Dans notre avant-dernier numéro (de septembre), nous avons voyagé dans le temps à l’époque de ces pionniers de l’économie circulaire qu’étaient les chiffonniers.

Où l’on a appris que le XIXe siècle pouvait être considéré (avec un peu d’anachronisme conceptuel, certes) comme l’un des âges d’or de l’économie circulaire avec des déchets ramassés et recyclés en très grande quantité pour une industrie en pleine expansion et avide de matériaux et de ressources.

Et puis, entre hygiénisme et innovation technologique, ce système circulaire a fini par s’effondrer tandis que se dessinait à l’horizon le spectre de l’économie linéaire et du consumérisme.

Oui, oui, on sait tout ça, Lively. Mais on veut connaître la suite.

Vous êtes sûr·e·s ?
Je vous préviens, ça va être terrible.
Ce sont les graines de l’enfer de déchets que nous vivons aujourd’hui qui ont été semées lors de ces décennies qui vont suivre…
Et vous voulez vraiment connaître la suite ?

Oui !!!!!

Bon d’accord.

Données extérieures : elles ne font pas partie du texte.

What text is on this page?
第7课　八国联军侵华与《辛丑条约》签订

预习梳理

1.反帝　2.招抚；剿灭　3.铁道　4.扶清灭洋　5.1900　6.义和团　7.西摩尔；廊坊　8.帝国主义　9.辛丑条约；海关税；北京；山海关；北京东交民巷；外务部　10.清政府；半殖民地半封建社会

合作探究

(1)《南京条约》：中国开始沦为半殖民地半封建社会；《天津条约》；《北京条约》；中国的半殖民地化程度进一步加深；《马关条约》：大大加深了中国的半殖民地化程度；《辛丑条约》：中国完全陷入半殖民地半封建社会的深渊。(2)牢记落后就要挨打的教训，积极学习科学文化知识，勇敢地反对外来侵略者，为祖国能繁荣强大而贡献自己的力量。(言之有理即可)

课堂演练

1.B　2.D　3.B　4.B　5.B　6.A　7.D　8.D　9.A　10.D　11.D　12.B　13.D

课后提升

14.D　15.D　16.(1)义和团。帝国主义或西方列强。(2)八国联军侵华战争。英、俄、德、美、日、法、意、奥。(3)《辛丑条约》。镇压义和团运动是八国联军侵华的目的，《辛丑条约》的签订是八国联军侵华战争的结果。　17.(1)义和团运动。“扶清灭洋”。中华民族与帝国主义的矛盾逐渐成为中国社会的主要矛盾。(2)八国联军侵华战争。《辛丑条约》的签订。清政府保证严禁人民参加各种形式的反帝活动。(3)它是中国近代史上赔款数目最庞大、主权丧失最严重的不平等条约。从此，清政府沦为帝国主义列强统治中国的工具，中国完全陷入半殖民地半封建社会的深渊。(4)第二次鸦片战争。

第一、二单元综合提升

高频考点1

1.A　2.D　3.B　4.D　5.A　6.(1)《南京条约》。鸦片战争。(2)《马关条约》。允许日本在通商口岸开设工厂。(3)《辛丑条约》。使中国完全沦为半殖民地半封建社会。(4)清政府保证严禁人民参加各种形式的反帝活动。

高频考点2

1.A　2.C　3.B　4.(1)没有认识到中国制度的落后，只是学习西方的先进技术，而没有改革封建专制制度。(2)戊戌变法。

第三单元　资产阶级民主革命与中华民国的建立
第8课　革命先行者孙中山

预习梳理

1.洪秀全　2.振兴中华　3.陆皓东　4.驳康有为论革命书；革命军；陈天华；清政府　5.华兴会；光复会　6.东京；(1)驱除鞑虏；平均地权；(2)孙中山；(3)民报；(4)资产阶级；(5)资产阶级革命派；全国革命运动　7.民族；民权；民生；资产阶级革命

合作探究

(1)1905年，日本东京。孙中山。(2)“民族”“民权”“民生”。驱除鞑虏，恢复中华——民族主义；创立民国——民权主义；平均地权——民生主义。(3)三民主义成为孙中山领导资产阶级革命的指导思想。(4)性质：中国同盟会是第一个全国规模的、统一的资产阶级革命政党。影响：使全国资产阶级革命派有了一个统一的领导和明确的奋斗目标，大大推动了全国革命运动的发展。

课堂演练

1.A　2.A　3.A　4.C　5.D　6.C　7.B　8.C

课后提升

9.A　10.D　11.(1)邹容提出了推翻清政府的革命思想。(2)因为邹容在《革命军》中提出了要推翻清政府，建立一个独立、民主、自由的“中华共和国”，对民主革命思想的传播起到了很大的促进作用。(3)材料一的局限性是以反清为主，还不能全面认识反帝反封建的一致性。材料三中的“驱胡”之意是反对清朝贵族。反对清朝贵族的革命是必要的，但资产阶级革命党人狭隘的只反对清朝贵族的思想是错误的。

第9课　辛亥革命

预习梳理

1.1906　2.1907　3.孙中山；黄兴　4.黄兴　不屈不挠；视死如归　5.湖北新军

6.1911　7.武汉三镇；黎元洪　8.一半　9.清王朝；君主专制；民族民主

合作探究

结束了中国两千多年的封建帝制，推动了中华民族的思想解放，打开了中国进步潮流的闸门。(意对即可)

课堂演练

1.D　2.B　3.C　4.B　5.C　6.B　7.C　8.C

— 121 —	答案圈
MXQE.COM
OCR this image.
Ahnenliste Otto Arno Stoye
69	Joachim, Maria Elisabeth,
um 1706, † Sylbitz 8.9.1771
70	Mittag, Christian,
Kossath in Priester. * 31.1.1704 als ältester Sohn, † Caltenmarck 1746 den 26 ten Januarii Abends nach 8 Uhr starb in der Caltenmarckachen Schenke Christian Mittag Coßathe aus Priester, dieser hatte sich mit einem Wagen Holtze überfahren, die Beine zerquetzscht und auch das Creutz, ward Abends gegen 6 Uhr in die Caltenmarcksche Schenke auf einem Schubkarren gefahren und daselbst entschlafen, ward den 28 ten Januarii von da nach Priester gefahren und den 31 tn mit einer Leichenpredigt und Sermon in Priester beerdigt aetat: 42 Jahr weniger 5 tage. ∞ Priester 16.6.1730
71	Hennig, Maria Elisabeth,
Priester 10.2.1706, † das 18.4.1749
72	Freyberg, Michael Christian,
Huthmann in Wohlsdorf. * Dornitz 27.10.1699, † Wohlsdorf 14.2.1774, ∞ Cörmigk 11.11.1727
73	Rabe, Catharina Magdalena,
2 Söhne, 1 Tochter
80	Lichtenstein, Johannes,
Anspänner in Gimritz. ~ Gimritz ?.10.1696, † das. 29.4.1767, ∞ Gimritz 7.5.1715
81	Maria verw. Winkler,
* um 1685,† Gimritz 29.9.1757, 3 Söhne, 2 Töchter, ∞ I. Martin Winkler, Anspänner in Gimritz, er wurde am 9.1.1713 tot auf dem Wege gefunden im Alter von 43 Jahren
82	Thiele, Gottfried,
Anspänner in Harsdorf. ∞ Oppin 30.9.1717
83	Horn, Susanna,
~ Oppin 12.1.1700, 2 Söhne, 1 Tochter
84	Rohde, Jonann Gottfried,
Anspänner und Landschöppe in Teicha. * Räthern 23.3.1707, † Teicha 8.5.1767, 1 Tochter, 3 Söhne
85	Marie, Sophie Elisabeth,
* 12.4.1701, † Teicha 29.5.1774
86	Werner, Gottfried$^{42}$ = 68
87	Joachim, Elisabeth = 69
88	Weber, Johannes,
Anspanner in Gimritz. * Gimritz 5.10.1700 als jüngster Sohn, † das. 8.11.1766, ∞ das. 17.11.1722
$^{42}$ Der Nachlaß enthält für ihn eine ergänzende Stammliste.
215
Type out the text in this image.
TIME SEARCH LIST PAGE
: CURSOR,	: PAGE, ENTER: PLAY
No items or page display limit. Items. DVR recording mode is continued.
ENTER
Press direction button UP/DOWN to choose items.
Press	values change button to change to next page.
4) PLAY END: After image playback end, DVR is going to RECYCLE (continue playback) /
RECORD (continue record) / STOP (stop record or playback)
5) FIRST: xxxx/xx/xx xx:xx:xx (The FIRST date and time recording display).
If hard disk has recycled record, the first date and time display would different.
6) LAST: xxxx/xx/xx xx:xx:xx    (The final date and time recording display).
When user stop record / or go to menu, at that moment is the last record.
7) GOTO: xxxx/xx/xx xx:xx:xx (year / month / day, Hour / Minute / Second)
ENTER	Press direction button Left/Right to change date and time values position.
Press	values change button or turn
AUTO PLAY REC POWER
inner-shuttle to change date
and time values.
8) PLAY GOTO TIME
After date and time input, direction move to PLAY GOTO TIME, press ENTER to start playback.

Installez-vous confortablement.
Je règle notre Time Machine et…
C’est parti.


Le temps des destructeurs et des décharges

A l’image de ce qui se passe à Paris, le glas du recyclage des déchets ménagers à la fin du XIXe siècle sonne également dans les grandes villes européennes.
Les déchets deviennent alors un mélange de matières diverses impossibles à valoriser, considérées par tous comme sales, voire dangereuses, assimilées aux excréments.

Il faut à tout prix les « éliminer » (du latin eliminare, littéralement mettre en dehors des limites, mettre hors les murs ou mettre à la porte), s’en débarrasser, les détruire.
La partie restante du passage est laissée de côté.